Il visionario esperimento di Lanthimos ha un duplice pregio.

Il primo, abbastanza evidente, è eccentrico rispetto al contesto intimo in cui il film è girato. Volendo estendere questa tipologia comportamentale ad una società intera (anche se è impossibile la sola ipotesi) potremmo scorgere i nefasti riflessi che si producono dalla manipolazione autoritaria, od in ogni caso autoctona, del rapporto tra realtà (concetto) e sua manifestazione.

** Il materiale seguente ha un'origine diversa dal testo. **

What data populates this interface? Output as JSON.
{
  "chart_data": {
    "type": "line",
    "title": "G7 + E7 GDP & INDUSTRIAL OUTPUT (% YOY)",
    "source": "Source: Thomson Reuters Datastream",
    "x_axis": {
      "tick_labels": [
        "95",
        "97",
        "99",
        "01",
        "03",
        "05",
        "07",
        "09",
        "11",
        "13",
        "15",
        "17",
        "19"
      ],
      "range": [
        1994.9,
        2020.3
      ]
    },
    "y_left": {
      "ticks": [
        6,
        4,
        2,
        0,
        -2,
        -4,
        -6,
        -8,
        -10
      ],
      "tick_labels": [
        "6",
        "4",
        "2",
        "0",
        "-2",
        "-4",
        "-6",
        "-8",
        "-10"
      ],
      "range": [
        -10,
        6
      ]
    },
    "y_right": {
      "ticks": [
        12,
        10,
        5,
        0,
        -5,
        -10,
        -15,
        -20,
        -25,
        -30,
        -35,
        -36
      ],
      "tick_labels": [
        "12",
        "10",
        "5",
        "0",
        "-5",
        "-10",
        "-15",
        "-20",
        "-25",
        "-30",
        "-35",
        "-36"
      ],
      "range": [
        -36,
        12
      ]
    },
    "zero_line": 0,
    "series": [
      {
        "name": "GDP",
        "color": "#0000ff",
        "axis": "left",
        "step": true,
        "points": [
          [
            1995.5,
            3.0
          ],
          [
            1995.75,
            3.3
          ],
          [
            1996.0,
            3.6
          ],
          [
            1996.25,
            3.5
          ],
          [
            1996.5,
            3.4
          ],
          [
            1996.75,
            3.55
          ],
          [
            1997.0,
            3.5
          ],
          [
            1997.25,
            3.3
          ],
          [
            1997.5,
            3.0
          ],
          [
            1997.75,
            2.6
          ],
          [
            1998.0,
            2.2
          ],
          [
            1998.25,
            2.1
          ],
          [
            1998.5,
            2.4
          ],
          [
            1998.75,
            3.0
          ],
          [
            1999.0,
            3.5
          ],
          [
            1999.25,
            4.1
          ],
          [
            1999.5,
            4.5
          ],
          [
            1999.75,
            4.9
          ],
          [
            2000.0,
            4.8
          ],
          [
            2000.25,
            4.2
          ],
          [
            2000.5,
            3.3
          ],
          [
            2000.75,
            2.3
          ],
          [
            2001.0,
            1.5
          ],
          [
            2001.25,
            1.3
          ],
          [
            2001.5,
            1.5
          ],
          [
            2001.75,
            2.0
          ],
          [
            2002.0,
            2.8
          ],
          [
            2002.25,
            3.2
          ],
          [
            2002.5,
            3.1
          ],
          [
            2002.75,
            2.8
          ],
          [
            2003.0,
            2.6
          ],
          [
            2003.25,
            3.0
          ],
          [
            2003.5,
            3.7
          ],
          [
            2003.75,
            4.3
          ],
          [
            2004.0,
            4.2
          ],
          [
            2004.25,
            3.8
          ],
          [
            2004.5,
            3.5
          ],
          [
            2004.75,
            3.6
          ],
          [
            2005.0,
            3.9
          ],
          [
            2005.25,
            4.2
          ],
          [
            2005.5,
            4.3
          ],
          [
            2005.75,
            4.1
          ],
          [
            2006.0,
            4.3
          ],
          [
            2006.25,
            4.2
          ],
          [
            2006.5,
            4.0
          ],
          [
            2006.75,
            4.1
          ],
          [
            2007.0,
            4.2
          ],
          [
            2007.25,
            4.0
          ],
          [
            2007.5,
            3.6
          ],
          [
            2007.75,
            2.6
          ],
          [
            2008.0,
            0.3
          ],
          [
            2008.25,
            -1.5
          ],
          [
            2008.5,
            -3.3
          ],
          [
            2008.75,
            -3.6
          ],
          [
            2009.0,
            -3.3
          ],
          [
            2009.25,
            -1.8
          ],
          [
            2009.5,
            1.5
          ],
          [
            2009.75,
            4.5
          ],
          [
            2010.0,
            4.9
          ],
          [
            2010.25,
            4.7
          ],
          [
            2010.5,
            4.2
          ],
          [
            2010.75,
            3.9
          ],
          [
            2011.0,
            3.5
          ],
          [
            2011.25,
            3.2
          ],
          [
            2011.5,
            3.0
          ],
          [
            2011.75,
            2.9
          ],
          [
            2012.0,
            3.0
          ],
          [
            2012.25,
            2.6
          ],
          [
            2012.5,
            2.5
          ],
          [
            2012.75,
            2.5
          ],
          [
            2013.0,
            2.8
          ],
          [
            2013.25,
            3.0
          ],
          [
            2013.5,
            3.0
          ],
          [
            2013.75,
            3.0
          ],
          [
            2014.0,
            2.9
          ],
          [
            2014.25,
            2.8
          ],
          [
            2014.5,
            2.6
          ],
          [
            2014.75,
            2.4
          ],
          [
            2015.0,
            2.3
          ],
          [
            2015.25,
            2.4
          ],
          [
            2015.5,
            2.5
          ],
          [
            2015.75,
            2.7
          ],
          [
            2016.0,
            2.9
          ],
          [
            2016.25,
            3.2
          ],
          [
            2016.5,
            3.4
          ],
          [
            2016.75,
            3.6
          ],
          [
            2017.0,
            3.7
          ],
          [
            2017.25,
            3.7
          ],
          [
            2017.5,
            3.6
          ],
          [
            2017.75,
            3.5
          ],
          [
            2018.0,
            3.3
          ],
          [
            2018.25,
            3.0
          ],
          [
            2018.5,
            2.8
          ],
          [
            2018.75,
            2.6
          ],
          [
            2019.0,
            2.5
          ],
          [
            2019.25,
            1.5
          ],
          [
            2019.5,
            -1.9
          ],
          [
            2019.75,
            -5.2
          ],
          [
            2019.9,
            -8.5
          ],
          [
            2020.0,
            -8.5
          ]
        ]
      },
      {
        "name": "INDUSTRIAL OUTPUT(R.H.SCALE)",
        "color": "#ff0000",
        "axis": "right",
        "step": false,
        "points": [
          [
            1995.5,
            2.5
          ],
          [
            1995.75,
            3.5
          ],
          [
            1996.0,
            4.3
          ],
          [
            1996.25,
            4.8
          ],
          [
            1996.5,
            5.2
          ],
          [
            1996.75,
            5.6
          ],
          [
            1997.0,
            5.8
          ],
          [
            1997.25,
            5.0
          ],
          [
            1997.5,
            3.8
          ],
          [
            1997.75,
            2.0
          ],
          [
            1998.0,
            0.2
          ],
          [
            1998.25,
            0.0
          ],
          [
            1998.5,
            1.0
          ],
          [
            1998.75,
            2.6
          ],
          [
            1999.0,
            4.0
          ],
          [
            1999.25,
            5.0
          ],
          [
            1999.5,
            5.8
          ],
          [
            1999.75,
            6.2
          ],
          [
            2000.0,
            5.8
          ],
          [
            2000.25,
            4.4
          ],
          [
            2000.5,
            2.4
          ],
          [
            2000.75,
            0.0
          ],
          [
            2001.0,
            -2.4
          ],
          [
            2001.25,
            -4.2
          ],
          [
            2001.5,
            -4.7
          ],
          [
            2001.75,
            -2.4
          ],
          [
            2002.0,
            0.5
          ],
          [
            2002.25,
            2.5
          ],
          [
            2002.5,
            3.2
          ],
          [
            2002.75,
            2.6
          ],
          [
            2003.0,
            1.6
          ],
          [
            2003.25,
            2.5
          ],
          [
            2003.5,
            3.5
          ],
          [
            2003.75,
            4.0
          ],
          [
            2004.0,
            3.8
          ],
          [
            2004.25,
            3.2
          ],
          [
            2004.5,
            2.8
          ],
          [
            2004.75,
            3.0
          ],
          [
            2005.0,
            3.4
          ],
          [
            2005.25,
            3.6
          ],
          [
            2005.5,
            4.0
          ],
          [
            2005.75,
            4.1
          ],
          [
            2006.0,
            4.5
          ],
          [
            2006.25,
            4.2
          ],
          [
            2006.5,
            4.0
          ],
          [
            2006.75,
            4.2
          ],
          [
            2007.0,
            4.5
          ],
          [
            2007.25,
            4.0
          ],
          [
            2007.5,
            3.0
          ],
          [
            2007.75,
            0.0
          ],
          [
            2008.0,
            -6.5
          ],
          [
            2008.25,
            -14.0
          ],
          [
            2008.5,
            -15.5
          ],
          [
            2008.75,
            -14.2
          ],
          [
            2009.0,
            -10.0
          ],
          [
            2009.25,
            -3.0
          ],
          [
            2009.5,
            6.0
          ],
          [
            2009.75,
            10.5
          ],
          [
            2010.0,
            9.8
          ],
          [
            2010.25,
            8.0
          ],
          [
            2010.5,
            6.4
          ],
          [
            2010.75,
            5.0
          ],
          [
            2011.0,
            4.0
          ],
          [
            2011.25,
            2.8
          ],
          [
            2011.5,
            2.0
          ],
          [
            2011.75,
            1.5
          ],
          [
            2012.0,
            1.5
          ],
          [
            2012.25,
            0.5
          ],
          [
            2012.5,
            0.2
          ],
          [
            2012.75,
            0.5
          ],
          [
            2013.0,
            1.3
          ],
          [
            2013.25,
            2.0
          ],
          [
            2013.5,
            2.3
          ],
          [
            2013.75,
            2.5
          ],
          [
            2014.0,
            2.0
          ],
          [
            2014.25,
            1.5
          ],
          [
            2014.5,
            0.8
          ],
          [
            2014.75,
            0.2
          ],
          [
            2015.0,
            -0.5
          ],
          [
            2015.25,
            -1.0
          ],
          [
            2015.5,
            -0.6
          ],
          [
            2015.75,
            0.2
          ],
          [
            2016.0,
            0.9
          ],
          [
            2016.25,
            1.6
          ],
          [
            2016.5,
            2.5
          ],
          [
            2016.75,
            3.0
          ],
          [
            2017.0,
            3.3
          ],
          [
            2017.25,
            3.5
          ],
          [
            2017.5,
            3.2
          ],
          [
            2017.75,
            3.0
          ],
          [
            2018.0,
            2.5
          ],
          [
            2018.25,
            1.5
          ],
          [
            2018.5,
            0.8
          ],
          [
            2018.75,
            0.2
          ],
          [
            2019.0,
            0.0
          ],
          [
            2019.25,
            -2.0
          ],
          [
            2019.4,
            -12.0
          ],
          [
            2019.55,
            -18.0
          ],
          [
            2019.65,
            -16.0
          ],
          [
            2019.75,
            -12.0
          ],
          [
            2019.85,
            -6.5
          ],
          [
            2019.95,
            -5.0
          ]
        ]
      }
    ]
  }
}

Ma il film ci dice qualcosa di più importante. Soprattutto sul piano visivo. Kynodontas come opera cinematografica è il riflesso della complessa costruzione psicologica che la sottende. Il regista greco nel riprendere in maniera particolareggiata la vita, i dialoghi, i sembianti, le grottesche e spesso disturbanti azioni, restituisce quel taglio tra significante e significato che orienta tutta l’opera. I tre ragazzi, nei loro atteggiamenti e nei loro scarni ed assurdi ragionamenti, nella rigidità e persistente fanciullezza dei loro sguardi, e, al contrario, i genitori, nel loro opaco cinismo, rappresentano un mondo che immediatamente lo spettatore percepisce come quello che è: immaginario.

E che, soprattutto, non è possibile pensare di evitare, interdire, depotenziare, quell’influsso inevitabile che il linguaggio porta con sé. Non è possibile farlo con modelli chiusi in se stessi, perseveranti nel conservare un mondo immaginario che tale non è e non può esserci.

Risultato? Solo una sana società, che riesca a coniugare correttamente il rapporto (oramai adulterato) tra ciò che si vuole esprimere e come lo si esprime, è il viatico obbligatorio del benessere comune.